Pathological correlates of in vivo PET scan were performed on postmortem LGN sections immunostained for peripheral-type benzodiazepine receptor, and were analyzed based on specific LGN layers unlike in vivo imaging of whole LGN. Although PBR expression was increased in layers driven by the glaucoma eye in both LGNs, it did not increase with glaucoma severity. The authors showed PBR immunoreactivity located in astrocytes and microglia.
As normal controls were not used in the neuropathological assessment, use of the fellow eye as a comparator likely underestimated some cellular change. In fact, degenerative changes1 and peroxynitrite- induced oxidative damage2 in LGN layers driven by the fellow non-glaucoma eye have been described in detail.

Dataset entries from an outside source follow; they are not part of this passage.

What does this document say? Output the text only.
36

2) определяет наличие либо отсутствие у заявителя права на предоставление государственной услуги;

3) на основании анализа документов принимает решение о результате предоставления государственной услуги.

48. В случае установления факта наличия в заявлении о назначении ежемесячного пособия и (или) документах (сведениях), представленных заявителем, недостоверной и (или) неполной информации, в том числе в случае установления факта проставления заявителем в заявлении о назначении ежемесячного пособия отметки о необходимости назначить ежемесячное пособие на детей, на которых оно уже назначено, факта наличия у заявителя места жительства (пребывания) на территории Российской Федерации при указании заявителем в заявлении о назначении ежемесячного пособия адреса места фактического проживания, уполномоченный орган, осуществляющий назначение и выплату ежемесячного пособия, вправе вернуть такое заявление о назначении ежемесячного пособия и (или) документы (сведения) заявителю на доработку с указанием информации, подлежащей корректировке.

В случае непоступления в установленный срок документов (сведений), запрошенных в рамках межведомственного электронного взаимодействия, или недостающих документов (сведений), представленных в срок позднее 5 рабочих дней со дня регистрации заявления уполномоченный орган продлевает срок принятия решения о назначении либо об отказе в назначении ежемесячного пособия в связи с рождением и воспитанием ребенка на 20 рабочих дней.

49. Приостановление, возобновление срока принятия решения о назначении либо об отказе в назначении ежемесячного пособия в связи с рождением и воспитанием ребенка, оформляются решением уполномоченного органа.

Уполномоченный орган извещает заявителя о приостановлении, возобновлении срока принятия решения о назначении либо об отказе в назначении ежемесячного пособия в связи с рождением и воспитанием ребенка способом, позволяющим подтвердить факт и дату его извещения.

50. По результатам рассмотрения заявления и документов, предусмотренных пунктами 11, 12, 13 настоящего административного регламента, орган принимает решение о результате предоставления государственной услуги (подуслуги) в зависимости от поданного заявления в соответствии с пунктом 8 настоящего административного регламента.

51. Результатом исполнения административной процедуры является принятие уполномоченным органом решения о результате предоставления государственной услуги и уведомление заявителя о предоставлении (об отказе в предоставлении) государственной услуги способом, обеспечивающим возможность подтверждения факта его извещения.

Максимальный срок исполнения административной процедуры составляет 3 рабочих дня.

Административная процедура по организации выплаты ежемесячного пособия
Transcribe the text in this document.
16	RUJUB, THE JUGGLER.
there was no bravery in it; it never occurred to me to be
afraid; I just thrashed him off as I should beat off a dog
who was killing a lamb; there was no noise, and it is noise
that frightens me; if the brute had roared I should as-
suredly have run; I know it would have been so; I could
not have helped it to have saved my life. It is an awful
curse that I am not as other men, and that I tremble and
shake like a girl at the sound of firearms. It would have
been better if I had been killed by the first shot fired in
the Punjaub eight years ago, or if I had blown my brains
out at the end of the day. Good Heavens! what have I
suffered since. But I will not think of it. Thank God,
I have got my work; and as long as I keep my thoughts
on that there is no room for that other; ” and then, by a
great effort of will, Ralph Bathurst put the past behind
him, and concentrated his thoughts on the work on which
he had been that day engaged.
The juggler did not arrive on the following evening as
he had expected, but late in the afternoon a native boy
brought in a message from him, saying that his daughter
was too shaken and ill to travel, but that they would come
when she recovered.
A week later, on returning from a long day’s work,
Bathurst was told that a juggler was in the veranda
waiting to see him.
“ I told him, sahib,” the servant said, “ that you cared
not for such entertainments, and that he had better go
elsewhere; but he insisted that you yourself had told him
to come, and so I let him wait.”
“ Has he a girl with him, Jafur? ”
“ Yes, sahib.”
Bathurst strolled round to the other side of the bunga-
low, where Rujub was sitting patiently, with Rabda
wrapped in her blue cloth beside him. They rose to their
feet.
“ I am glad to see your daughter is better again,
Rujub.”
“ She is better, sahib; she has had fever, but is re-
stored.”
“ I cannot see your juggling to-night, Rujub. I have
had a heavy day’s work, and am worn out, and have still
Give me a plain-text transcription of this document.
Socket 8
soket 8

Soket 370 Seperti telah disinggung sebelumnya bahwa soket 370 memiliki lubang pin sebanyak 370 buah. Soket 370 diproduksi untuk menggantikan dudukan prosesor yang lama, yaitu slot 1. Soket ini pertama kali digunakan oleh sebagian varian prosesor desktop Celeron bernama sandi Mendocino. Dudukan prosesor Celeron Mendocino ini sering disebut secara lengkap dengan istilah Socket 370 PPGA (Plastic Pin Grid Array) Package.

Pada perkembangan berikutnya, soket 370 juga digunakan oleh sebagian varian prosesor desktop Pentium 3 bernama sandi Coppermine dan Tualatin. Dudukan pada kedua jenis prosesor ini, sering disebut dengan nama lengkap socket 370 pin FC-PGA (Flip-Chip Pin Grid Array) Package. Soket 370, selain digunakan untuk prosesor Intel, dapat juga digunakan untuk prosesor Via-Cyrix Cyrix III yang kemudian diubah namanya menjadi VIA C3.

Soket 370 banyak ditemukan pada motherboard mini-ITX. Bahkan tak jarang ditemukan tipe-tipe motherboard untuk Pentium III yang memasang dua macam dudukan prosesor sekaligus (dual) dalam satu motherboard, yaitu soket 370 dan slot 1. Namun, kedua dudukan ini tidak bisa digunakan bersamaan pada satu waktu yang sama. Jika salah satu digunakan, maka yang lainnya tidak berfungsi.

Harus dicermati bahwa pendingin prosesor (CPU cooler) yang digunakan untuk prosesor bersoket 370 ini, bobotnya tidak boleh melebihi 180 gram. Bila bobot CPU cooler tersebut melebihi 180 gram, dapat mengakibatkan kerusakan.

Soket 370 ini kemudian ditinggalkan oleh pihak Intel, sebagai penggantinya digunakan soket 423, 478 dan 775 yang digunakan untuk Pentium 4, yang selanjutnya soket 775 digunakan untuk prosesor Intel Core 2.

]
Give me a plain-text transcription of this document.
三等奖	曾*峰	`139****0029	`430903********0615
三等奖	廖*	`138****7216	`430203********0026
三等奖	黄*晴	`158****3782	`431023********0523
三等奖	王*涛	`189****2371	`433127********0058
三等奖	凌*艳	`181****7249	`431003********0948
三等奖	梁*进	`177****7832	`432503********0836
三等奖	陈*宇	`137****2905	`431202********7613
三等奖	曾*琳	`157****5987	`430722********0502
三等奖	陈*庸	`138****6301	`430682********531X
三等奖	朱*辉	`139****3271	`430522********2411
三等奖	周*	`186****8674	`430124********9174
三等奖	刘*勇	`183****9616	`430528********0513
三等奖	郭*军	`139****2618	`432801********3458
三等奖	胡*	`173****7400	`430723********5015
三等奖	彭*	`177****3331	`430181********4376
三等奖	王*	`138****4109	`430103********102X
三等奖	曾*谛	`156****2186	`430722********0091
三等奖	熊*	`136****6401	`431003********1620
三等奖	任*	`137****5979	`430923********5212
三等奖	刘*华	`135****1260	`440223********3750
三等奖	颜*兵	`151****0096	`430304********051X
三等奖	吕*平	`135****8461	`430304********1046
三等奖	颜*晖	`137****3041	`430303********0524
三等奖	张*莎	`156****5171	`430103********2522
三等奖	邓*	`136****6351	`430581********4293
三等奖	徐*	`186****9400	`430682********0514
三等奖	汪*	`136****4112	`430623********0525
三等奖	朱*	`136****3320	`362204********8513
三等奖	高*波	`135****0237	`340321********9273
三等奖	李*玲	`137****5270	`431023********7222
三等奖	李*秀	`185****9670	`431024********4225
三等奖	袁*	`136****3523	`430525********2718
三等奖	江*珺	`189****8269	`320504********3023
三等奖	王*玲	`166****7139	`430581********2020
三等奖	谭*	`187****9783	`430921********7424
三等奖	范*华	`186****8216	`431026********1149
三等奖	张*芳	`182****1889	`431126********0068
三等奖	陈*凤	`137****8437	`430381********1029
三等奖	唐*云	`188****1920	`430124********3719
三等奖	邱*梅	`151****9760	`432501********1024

It is not clear whether activation of microglia is protective or destructive and this question needs further investigation at various disease stages. Additional controls to determine whether PK11195, a PBR receptor blocker, affects microglial activation and neural degeneration. PET is a very useful technology to study CNS changes in experimental glaucoma. Its potential use in human clinical trials is challenged by the need for systemic injection of a radioactive agent, in addition to images of lower resolution compared to those obtained with MRI. This study contributes significantly toward the development of neuroimaging markers. These biomarkers have the potential to be useful in clinical trials to help track disease progression, and assess treatment response in glaucoma.